2006-09-06 15:32:21 · answer #5 · answered by nobodysfool 4 · 0 1

Instead of leaving what about helping her quit,because cigarette is addictive,ive been married to my husband for 8 yrs and i was smoking like her i wasn't a heavy smoker but my husband always encouraged me to quit i don;t think he never think of living me because of my habit i finally realize the reason i was smoking was due to the amount of stress i had i recently stop smoking and he's very proud of me but through all this my husband still loved me,by the way i used to hide,never smoke in the house but on my way to work or in the back yard.if you really loves her there's definetely other options.

2006-09-06 15:19:25 · answer #6 · answered by jolie minouche 2 · 0 0

Several people I know have a rule of no smoking in the house. The smoking spouse has to smoke outside (not in the gargage). This keeps the house smelling smoke free.

If she is only smoking two a day it won't take much for her to quit, however, only she can make that decision.

2006-09-06 15:04:13 · answer #7 · answered by kny390 6 · 1 0

You both need to help her quit together.....Make it a project. If she doesn't want to quit then you have a problem and she played you in the beginning just so you would be with her. Sit down and talk to her. Ask her why she smokes, she might have some stress that you don't know about. but don't end your marraige over it. I understand that you hate smoking but pressuring her is a stress that will make her smoke more.

2006-09-06 15:03:43 · answer #8 · answered by phattybiggums 5 · 0 0

She broke the deal when she knew your position and did it anyway. What's worse is that she is beating you with it when you tell her how you feel. Tell her to not get road rash on her***when you toss her out. Deal breakers are the worst kind of partners. I had one for a long time and the longer you put up with it the worse it will get.

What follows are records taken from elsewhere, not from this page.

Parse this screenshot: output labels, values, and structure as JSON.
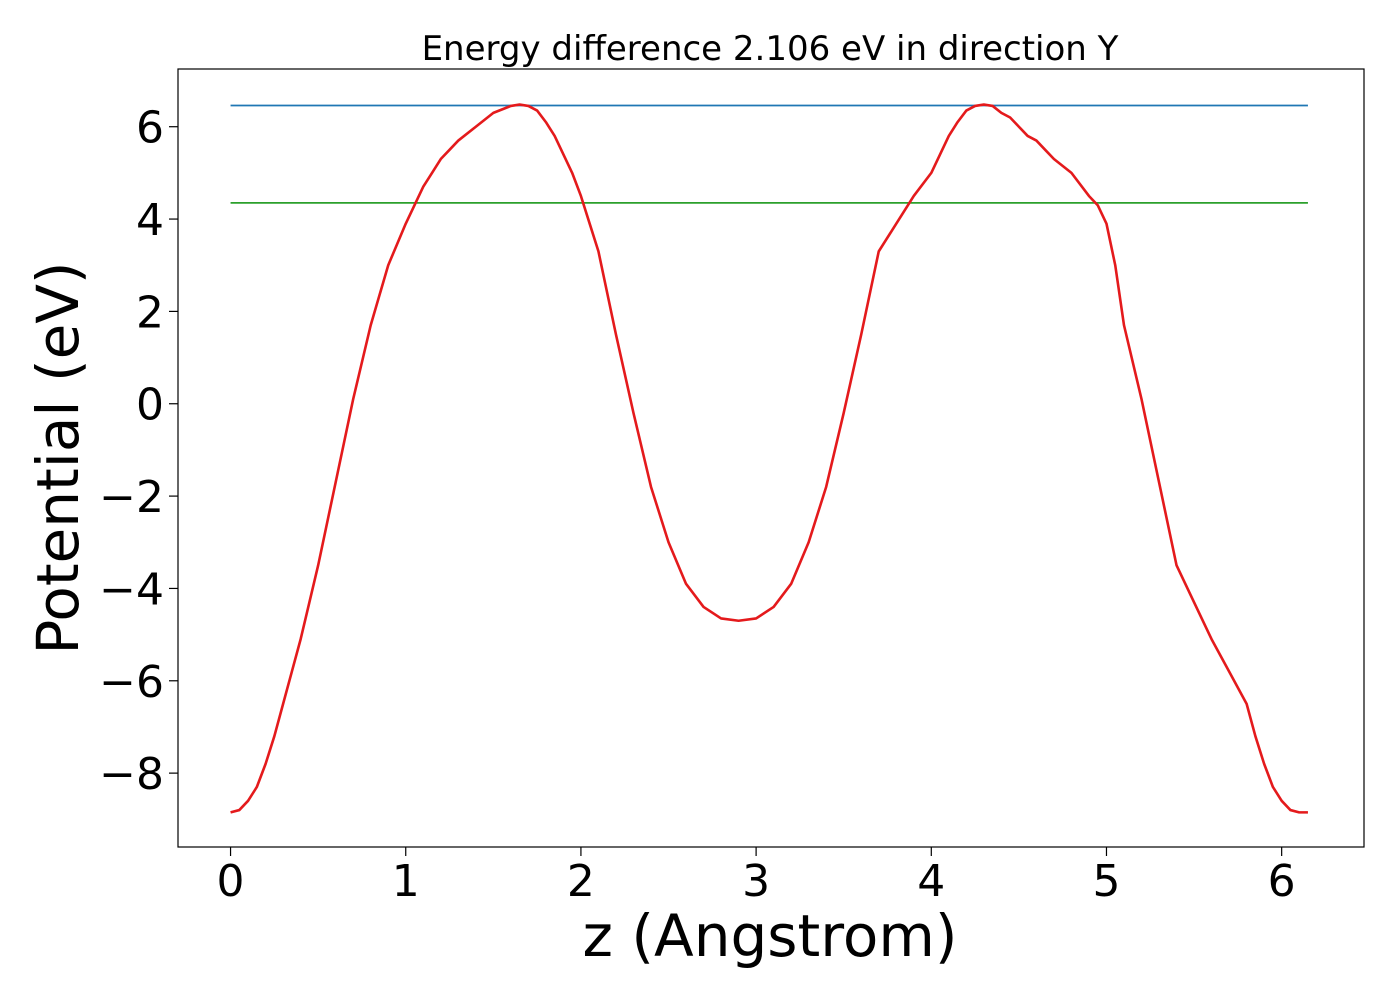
{
  "chart_data": {
    "type": "line",
    "title": "Energy difference 2.106 eV in direction Y",
    "xlabel": "z (Angstrom)",
    "ylabel": "Potential (eV)",
    "xlim": [
      -0.3,
      6.47
    ],
    "ylim": [
      -9.6,
      7.25
    ],
    "x_ticks": [
      0,
      1,
      2,
      3,
      4,
      5,
      6
    ],
    "x_tick_labels": [
      "0",
      "1",
      "2",
      "3",
      "4",
      "5",
      "6"
    ],
    "y_ticks": [
      -8,
      -6,
      -4,
      -2,
      0,
      2,
      4,
      6
    ],
    "y_tick_labels": [
      "−8",
      "−6",
      "−4",
      "−2",
      "0",
      "2",
      "4",
      "6"
    ],
    "grid": false,
    "series": [
      {
        "color": "#1f77b4",
        "x": [
          0,
          6.15
        ],
        "y": [
          6.46,
          6.46
        ]
      },
      {
        "color": "#2ca02c",
        "x": [
          0,
          6.15
        ],
        "y": [
          4.35,
          4.35
        ]
      },
      {
        "color": "#e41a1c",
        "x": [
          0,
          0.05,
          0.1,
          0.15,
          0.2,
          0.25,
          0.3,
          0.35,
          0.4,
          0.45,
          0.5,
          0.6,
          0.7,
          0.8,
          0.9,
          1.0,
          1.05,
          1.1,
          1.15,
          1.2,
          1.25,
          1.3,
          1.4,
          1.5,
          1.6,
          1.65,
          1.7,
          1.75,
          1.8,
          1.85,
          1.9,
          1.95,
          2.0,
          2.05,
          2.1,
          2.2,
          2.3,
          2.4,
          2.5,
          2.6,
          2.7,
          2.8,
          2.9,
          3.0,
          3.1,
          3.2,
          3.3,
          3.4,
          3.5,
          3.6,
          3.7,
          3.8,
          3.9,
          4.0,
          4.05,
          4.1,
          4.15,
          4.2,
          4.25,
          4.3,
          4.35,
          4.4,
          4.45,
          4.5,
          4.55,
          4.6,
          4.65,
          4.7,
          4.8,
          4.9,
          4.95,
          5.0,
          5.05,
          5.1,
          5.2,
          5.3,
          5.4,
          5.5,
          5.6,
          5.7,
          5.8,
          5.85,
          5.9,
          5.95,
          6.0,
          6.05,
          6.1,
          6.15
        ],
        "y": [
          -8.85,
          -8.8,
          -8.6,
          -8.3,
          -7.8,
          -7.2,
          -6.5,
          -5.8,
          -5.1,
          -4.3,
          -3.5,
          -1.7,
          0.1,
          1.7,
          3.0,
          3.9,
          4.3,
          4.7,
          5.0,
          5.3,
          5.5,
          5.7,
          6.0,
          6.3,
          6.45,
          6.48,
          6.45,
          6.35,
          6.1,
          5.8,
          5.4,
          5.0,
          4.5,
          3.9,
          3.3,
          1.5,
          -0.2,
          -1.8,
          -3.0,
          -3.9,
          -4.4,
          -4.65,
          -4.7,
          -4.65,
          -4.4,
          -3.9,
          -3.0,
          -1.8,
          -0.2,
          1.5,
          3.3,
          3.9,
          4.5,
          5.0,
          5.4,
          5.8,
          6.1,
          6.35,
          6.45,
          6.48,
          6.45,
          6.3,
          6.2,
          6.0,
          5.8,
          5.7,
          5.5,
          5.3,
          5.0,
          4.5,
          4.3,
          3.9,
          3.0,
          1.7,
          0.1,
          -1.7,
          -3.5,
          -4.3,
          -5.1,
          -5.8,
          -6.5,
          -7.2,
          -7.8,
          -8.3,
          -8.6,
          -8.8,
          -8.85,
          -8.85
        ]
      }
    ]
  }
}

Pretty soon she will be up to a pack a day and hacking her lungs out when she coughs cause she got emphysema from smoking. Let her have her oxygen tank as a friend as you find a deserving young lady who values you.

2006-09-06 15:20:41 · answer #9 · answered by TotallylovesTodd! 4 · 0 1

You are seriously considering leaving her for smoking? That's pretty shallow. I could see if she was getting drunk every night or something. Anyway, try to just be supportive. Suggest healthy activities that will not allow her to smoke. But don't nag her...that is the worst thing ou can do.

2006-09-06 15:02:08 · answer #10 · answered by Anonymous · 1 0

I'm an exsmoker. Smoked for lots of years, until one day my husband really calmly told me, "honey, I love you, and I know you have this addiction, but I have to let you know that is you die of cancer, I don't think I will be able to forgive you." That was a bang on the head, he was right, and so I decided to quit. Let me tell you, thou, that I feel miserable, and I have put on 10 pounds!!! I think I was better off with my two cigarretes a day than not.